Prof. Dr. Fahri Işık M.Ö. 8. yüzyılın sonu ile M.Ö. 7.
yüzyılın başına tarihlenen Karatepe'deki
bir yazıttan yola çıkarak şunları söylemektedir: Kizzuvatna kralı Astawanda kendi büyükbabasının Muksus veya Muksa adında bir kişi olduğunu belirtmektedir. Bu kişi kesinlikle Hitit soyundan gelen birisi olmalıdır.
Hititçe ve Helence karşılaştırmada Muksus
ile Mopsus, Perge ile Parcha,
Patara ile Patar benzerlikleriden yola çıkarak, Karatepe’deki Geç Hitit Beyinin
atasının da Helenler tarafından daha sonra Heroos
(kahraman) olarak kabul edildiğini söylemektedir.

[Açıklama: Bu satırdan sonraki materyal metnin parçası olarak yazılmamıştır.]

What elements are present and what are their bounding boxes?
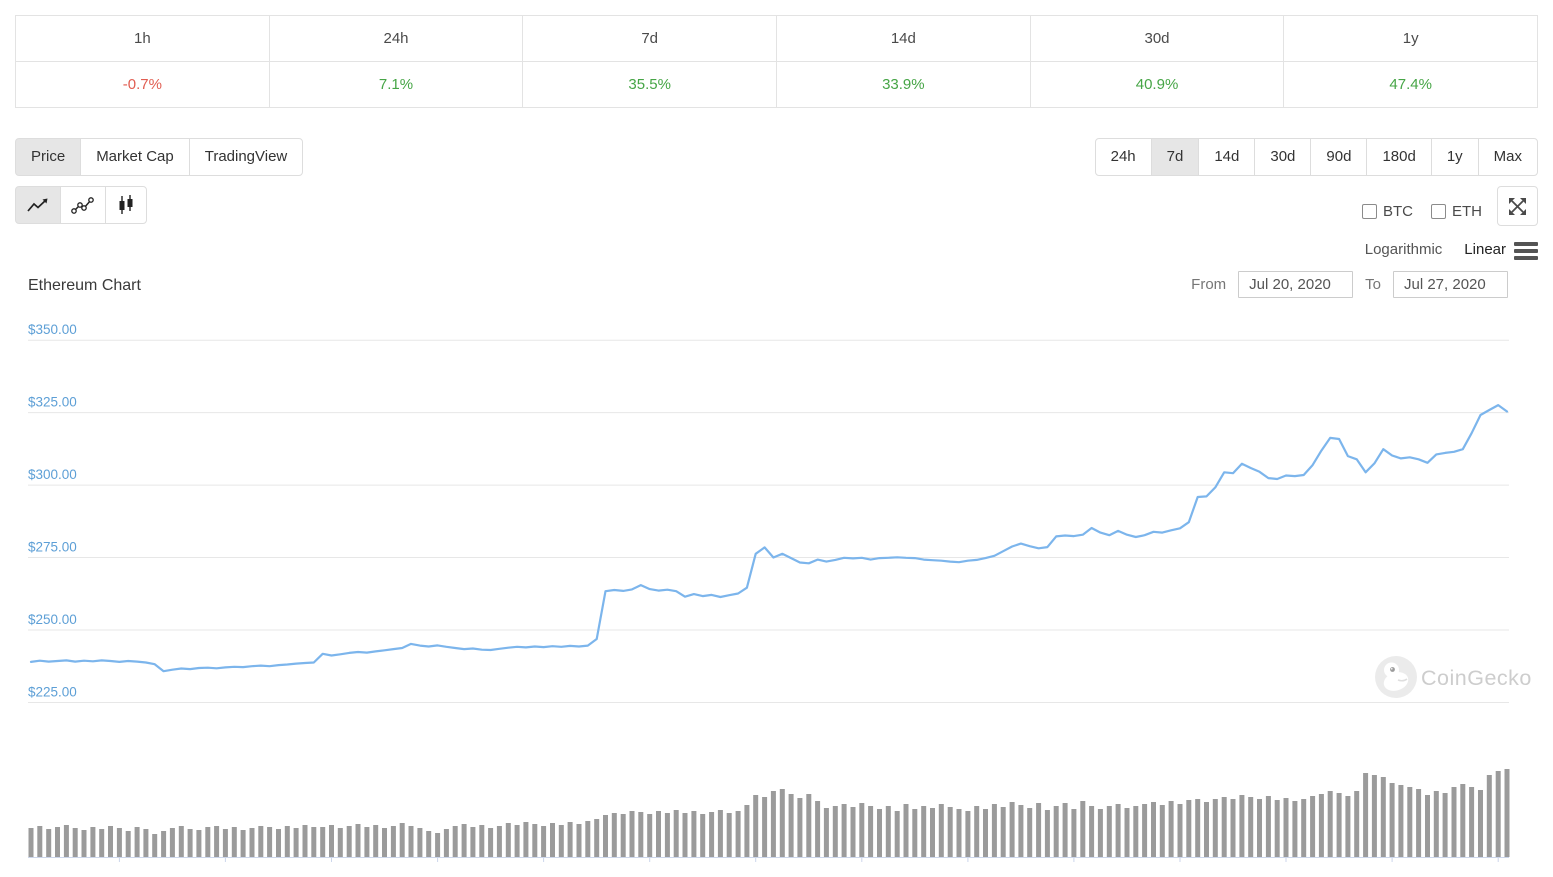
stat-col-1y: 1y 47.4% (1283, 16, 1538, 107)
tab-price[interactable]: Price (15, 138, 82, 176)
stat-period-label: 7d (523, 16, 777, 62)
scatter-line-button[interactable] (60, 186, 106, 224)
to-label: To (1365, 276, 1381, 293)
stat-col-24h: 24h 7.1% (268, 16, 523, 107)
range-14d[interactable]: 14d (1198, 138, 1256, 176)
tab-market-cap[interactable]: Market Cap (80, 138, 190, 176)
tab-tradingview[interactable]: TradingView (188, 138, 304, 176)
y-tick-label: $250.00 (28, 612, 77, 627)
stat-change-value: 35.5% (628, 76, 671, 93)
y-tick-label: $300.00 (28, 467, 77, 482)
stat-change-value: 47.4% (1389, 76, 1432, 93)
range-7d[interactable]: 7d (1150, 138, 1200, 176)
scale-logarithmic[interactable]: Logarithmic (1364, 241, 1443, 258)
scale-toggle: Logarithmic Linear (1365, 241, 1506, 258)
stat-period-label: 1h (16, 16, 269, 62)
range-1y[interactable]: 1y (1430, 138, 1479, 176)
chart-type-button-group (15, 186, 147, 224)
scale-linear[interactable]: Linear (1464, 241, 1506, 258)
range-button-group: 24h 7d 14d 30d 90d 180d 1y Max (1094, 138, 1538, 176)
stat-period-label: 14d (777, 16, 1030, 62)
price-change-stats-table: 1h -0.7% 24h 7.1% 7d 35.5% 14d 33.9% 30d 40.9% 1y 4… (15, 15, 1538, 108)
btc-toggle: BTC (1362, 203, 1413, 220)
eth-label: ETH (1452, 203, 1482, 220)
line-chart-icon (26, 196, 50, 214)
stat-col-14d: 14d 33.9% (776, 16, 1030, 107)
chart-menu-icon[interactable] (1514, 242, 1538, 260)
stat-change-value: -0.7% (122, 76, 162, 93)
stat-change-value: 7.1% (378, 76, 414, 93)
from-label: From (1191, 276, 1227, 293)
y-tick-label: $325.00 (28, 395, 77, 410)
eth-toggle: ETH (1431, 203, 1482, 220)
expand-icon (1508, 197, 1527, 216)
stat-change-value: 33.9% (882, 76, 925, 93)
candlestick-icon (116, 195, 136, 215)
range-24h[interactable]: 24h (1094, 138, 1152, 176)
volume-bars (28, 769, 1510, 857)
eth-checkbox[interactable] (1431, 204, 1446, 219)
from-date-input[interactable] (1238, 271, 1354, 298)
btc-checkbox[interactable] (1362, 204, 1377, 219)
price-line-series (29, 404, 1509, 673)
page-title: Ethereum Chart (28, 277, 141, 294)
stat-change-value: 40.9% (1135, 76, 1179, 93)
date-range-controls: From To (1191, 271, 1508, 298)
candlestick-button[interactable] (105, 186, 147, 224)
stat-col-7d: 7d 35.5% (522, 16, 777, 107)
stat-col-30d: 30d 40.9% (1029, 16, 1284, 107)
overlay-currency-toggles: BTC ETH (1362, 203, 1482, 220)
y-axis-labels: $350.00 $325.00 $300.00 $275.00 $250.00 $225.… (28, 322, 77, 699)
fullscreen-button[interactable] (1497, 186, 1538, 226)
coingecko-watermark: CoinGecko (1375, 656, 1532, 698)
line-chart-button[interactable] (15, 186, 61, 224)
stat-period-label: 1y (1284, 16, 1538, 62)
y-tick-label: $225.00 (28, 684, 77, 699)
scatter-line-icon (71, 196, 95, 214)
stat-col-1h: 1h -0.7% (16, 16, 269, 107)
range-90d[interactable]: 90d (1310, 138, 1368, 176)
btc-label: BTC (1383, 203, 1413, 220)
range-30d[interactable]: 30d (1254, 138, 1312, 176)
stat-period-label: 24h (269, 16, 523, 62)
range-180d[interactable]: 180d (1366, 138, 1432, 176)
to-date-input[interactable] (1393, 271, 1508, 298)
range-max[interactable]: Max (1477, 138, 1538, 176)
stat-period-label: 30d (1030, 16, 1284, 62)
x-axis-ticks (118, 857, 1499, 862)
chart-tab-group: Price Market Cap TradingView (15, 138, 304, 176)
watermark-text: CoinGecko (1421, 666, 1532, 690)
y-tick-label: $350.00 (28, 322, 77, 337)
y-gridlines (28, 339, 1509, 703)
ethereum-price-chart[interactable]: $350.00 $325.00 $300.00 $275.00 $250.00 $225.… (0, 300, 1553, 877)
y-tick-label: $275.00 (28, 540, 77, 555)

Perge şehir sikkeleri üzerinde şehrin baş tanrıçası Artemis
Pergaia her zaman Wanassa Preiis
olarak yazılmıştır. Preiis veya Preiia çok büyük bir olasılıkla şehrin adı
olmalıdır.
Erken Aspendos sikkerinde şehrin adı
"Estwediiys" ve Syllion’da "Selyviis" olarak
yazılmıştı. Strabon’un belirttiğine göre Pamfilya diyalekti Helenler için
yabancıydı. Side ve Sillyon’da yerli dilde yazılmış yazıtlar ele geçmiştir.
Arrian, Anabasis’de ("The Anabasis of Alexander") şöyle der;
Kymeliler Sideye geldiklerinde kendi dillerini unutmuşlar ve kısa zamanda yerli
dili konuşmaya başlamışlardır. Sözü edilen dil Sidece'dir. Buradan şu sonuca
varılabilir: Perge, Syllion ve Aspendos Pamfilya diyalekti ile Helence
konuşurken, Side ve çevresinde Sidece
etkin bir dil olmaya devam etmiştir ve Sidece Luvi dil grubuna ait bir dil olarak kabul edilir.
M.Ö. 334 yılında Büyük İskender Granikos Savaşını kazanınca Küçük Asya’yı Ahameniş İmparatorluğu yönetiminden (Pers) kurtarmıştır. Arrian’ın belirtmiş olduğuna göre
Pergeliler Büyük İskender ile Pamphylia’ya gelmeden
önce Phaselis kentinde bağlantı kurmuşlardır. Makedonya Kralı
Ordusunu Trakyalıların Toros üzerinden açmış olduğu yoldan Lykia’dan Pamphylia’ya
göndermiş, kendisi yakın komutanları ile kıyı şeridini izleyerek Perge’ye
ulaşmıştır. Flavius Arrianus, Perge
şehri ile Makedonya ordusu arasında herhangi bir savaştan söz etmediği için,
şehir savaşmadan krala kapılarını açmış olmalıdır. Şehir klasik dönemde güçlü
bir şehir suru ile korunuyor olmasına karşın, güçlü Makedonya Ordusu ile
savaşmak istememiş olmalıydı. Büyük İskender daha sonra Aspendos ve Side’ye
doğru ilerlemesine devam eder, Side’ye ulaşınca tekrar Aspendos üzerinden
Perge’ye dönmüştür. M.Ö. 334 yılında Nearchos’u
Lykia-Pamphylia Eyaletinin Satrabı olarak atar. Daha sonra da M.Ö.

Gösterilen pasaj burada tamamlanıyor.